### Frequently Asked Questions (FAQ)

#### PLEASE, PLEASE, PLEASE … READ THE VALIDATION PAPER   It answers the vast majority of the most common questions users have.

1. Why is Br a constant in the files?

The short answer is that Div B = 0. Remember we are doing a 1-D propagation and are therefore assuming that there are no gradients in the direction perpendicular to the direction of propagation. Think about this in Cartesian coordinates, taking the direction of propagation to be the z direction,

Div B = dBx/dx + dBy/dy + dBz/dz = dBz/dz = 0

So, the 1-D approximation results in the requirement that Bz cannot vary spatially and therefore Bz also cannot change in time. In spherical coordinates, this means that Br falls off like 1/r^2 but beyond that there cannot be any spatial or time variation. This is an inherent limitation of 1D MHD.
2. I care the most about Bz, how accurate is it?

Unfortunately, Bn (closest coordinate to Bz) is not very accurate, please read the validation paper to learn the details.

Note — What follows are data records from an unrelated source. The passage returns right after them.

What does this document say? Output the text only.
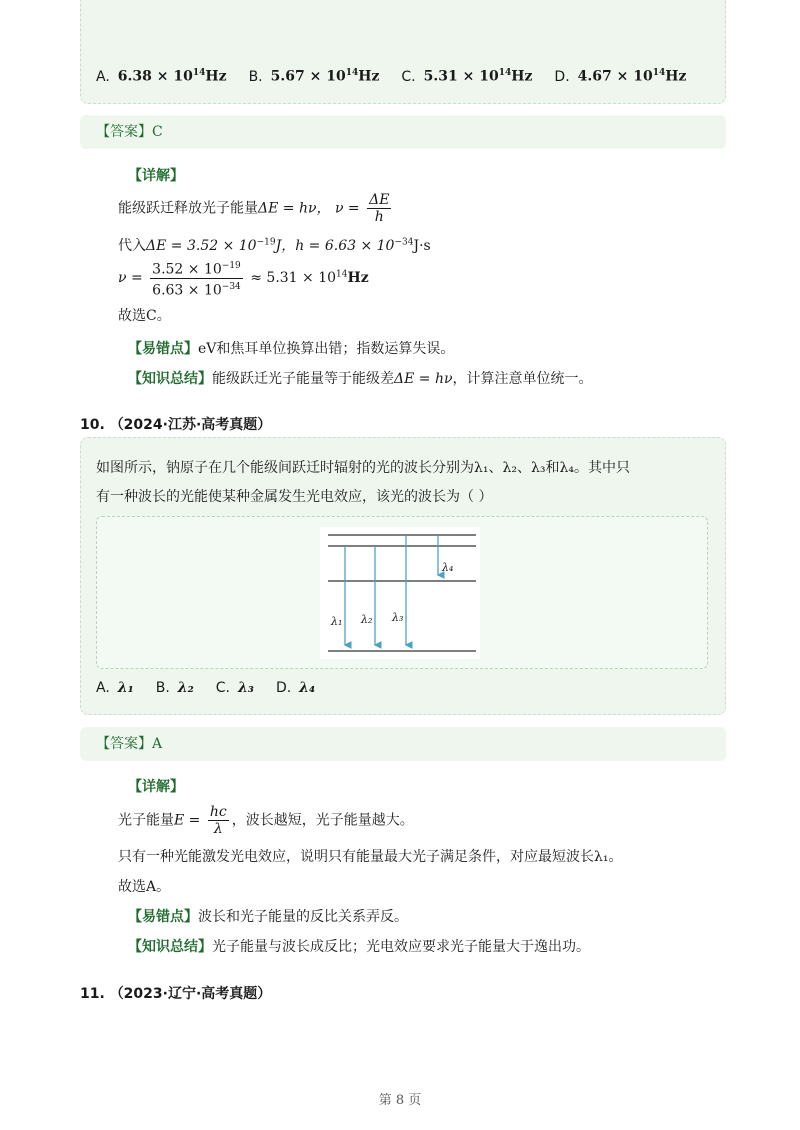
A. $6.38 \times 10^{14}Hz$ B. $5.67 \times 10^{14}Hz$ C. $5.31 \times 10^{14}Hz$ D. $4.67 \times 10^{14}Hz$
【答案】C
【详解】
能级跃迁释放光子能量ΔE = hν， $\nu = \frac{\Delta E}{h}$
代入$\Delta E = 3.52 \times 10^{-19}J$，$h = 6.63 \times 10^{-34}J\cdot s$
$\nu = \frac{3.52 \times 10^{-19}}{6.63 \times 10^{-34}} \approx 5.31 \times 10^{14}Hz$
故选C。
【易错点】eV和焦耳单位换算出错；指数运算失误。
【知识总结】能级跃迁光子能量等于能级差ΔE = hν，计算注意单位统一。
10. （2024·江苏·高考真题）
如图所示，钠原子在几个能级间跃迁时辐射的光的波长分别为λ₁、λ₂、λ₃和λ₄。其中只
有一种波长的光能使某种金属发生光电效应，该光的波长为（ ）
λ₁ λ₂ λ₃
λ₄
A. λ₁ B. λ₂ C. λ₃ D. λ₄
【答案】A
【详解】
光子能量$E = \frac{hc}{\lambda}$ ，波长越短，光子能量越大。
只有一种光能激发光电效应，说明只有能量最大光子满足条件，对应最短波长λ₁。
故选A。
【易错点】波长和光子能量的反比关系弄反。
【知识总结】光子能量与波长成反比；光电效应要求光子能量大于逸出功。
11. （2023·辽宁·高考真题）
第 8 页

In the paper we note that Vr is very accurate, followed by the density. Unfortunately, the magnetic field is not modeled with the same level of correlation to the data.
3. I want to schedule my observations using your predictions! Can you tell me exactly when to schedule the telescope time?

NO! Keep in mind that while we have tried to validate the model in detail, we don’t have any way to calculate the error in arrival of any specific shock. Our validation gives the statistical likelihood of the arrival time error. The error for any given shock could be higher or lower than our reported average. We encourage people to use our predictive propagations to help with their planning but using mSWiM should not be the sole means for determining when to take data.
4. What input data do you use?

Propagations from “Earth” use the low resolution OMNI2 data product available on the OMNIweb site:

http://omniweb.gsfc.nasa.gov/ow.html

We specifically use the omni_m data product which provides hour averages in RTN coordinates.

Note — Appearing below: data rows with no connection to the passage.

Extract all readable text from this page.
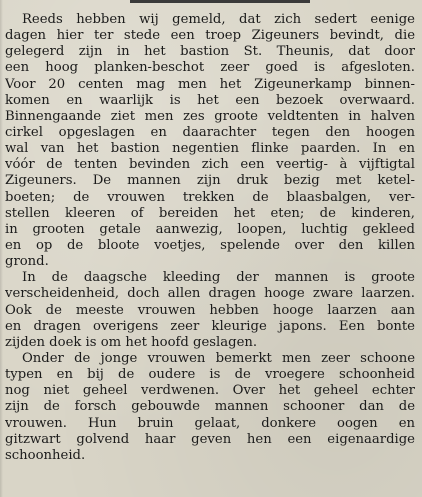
Reeds hebben wij gemeld, dat zich sedert eenige
dagen hier ter stede een troep Zigeuners bevindt, die
gelegerd zijn in het bastion St. Theunis, dat door
een hoog planken-beschot zeer goed is afgesloten.
Voor 20 centen mag men het Zigeunerkamp binnen-
komen en waarlijk is het een bezoek overwaard.
Binnengaande ziet men zes groote veldtenten in halven
cirkel opgeslagen en daarachter tegen den hoogen
wal van het bastion negentien flinke paarden. In en
vóór de tenten bevinden zich een veertig- à vijftigtal
Zigeuners. De mannen zijn druk bezig met ketel-
boeten; de vrouwen trekken de blaasbalgen, ver-
stellen kleeren of bereiden het eten; de kinderen,
in grooten getale aanwezig, loopen, luchtig gekleed
en op de bloote voetjes, spelende over den killen
grond.
In de daagsche kleeding der mannen is groote
verscheidenheid, doch allen dragen hooge zware laarzen.
Ook de meeste vrouwen hebben hooge laarzen aan
en dragen overigens zeer kleurige japons. Een bonte
zijden doek is om het hoofd geslagen.
Onder de jonge vrouwen bemerkt men zeer schoone
typen en bij de oudere is de vroegere schoonheid
nog niet geheel verdwenen. Over het geheel echter
zijn de forsch gebouwde mannen schooner dan de
vrouwen. Hun bruin gelaat, donkere oogen en
gitzwart golvend haar geven hen een eigenaardige
schoonheid.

Propagations from Stereo A & B use the Stereo COHO 1HR average merged plasma and magnetic field data product available from:

http://cdaweb.gsfc.nasa.gov/
5. Does the method capture solar wind transients?

The method pages on this web site describe the fact that the 1D nature of the propagation requires several different rotations in heliographic longitude. These rotations, by their inherent nature, assume that the sun and heliosphere are in steady state during the times of the rotations. The rotations are then the most accurate when there are no transients in the solar wind. In contrast, the fact that we use data measured at the Earth and the Stereo spacecraft as inputs implies that any transients measured by those spacecraft are present in the propagations. However, transients are generally confined to a limited range of longitudes. So, while we do model solar wind transients, these transients are most accurately modeled only near the time of alignment of the two bodies.
6. What is contained in the full resolution files?

Full resolution files are the direct output of the solar wind simulations. They contain ASCII data for approximately 1 orbital period centered on the apparent opposition date. The file is not exactly one year due to the rotations to and from the inertial line on which we make the propagations. Typical time steps in these files is several seconds. As with all mSWiM results, the propagations are most accurate near the apparent opposition date.
7. What is contained in the hourly average files?

Hourly resolution files are generated from the full resolution files. Each file contains the solar wind propagation averaged over hourly bins as ASCII data for 1 calendar year. This means that multiple full resolution files are combined together to make this product. Files are merged at times corresponding to 180-degree separation in helioecliptic longitude from apparent opposition. Therefore solar wind predictions in the date range ± one or two months of the 180-degree longitudinal separation should not be used for correlative studies. They are, however, suitable for things like statistical studies of solar wind conditions.
8. What does the term Recurrence Index mean?

The recurrence index of solar wind speed is simply the cross correlation of the observed solar wind speed during one solar rotation with the solar wind speed in the preceding rotation. A high recurrence index indicates that the 1-D approximation that we make and the required rotations of input and output data are most appropriate and therefore the propagations are most accurate. Low recurrence index indicates the opposite. Thus the highest prediction efficiency is expected during the late declining phase of the solar cycle when long-lived high-speed recurrent streams dominate the corona in the ecliptic plane.
9. What does the number for Solar Wind Coverage in the hourly average files mean?

In order for the simulation to run, we must have continuous solar wind conditions to use as input at the inner boundary. When there are gaps in the data, we therefore must interpolate to obtain these input values. Large data gaps in the boundary conditions that can seriously influence the accuracy of the solar wind predictions. A data coverage of 80% or higher is essential to ensure reliable solar wind prediction.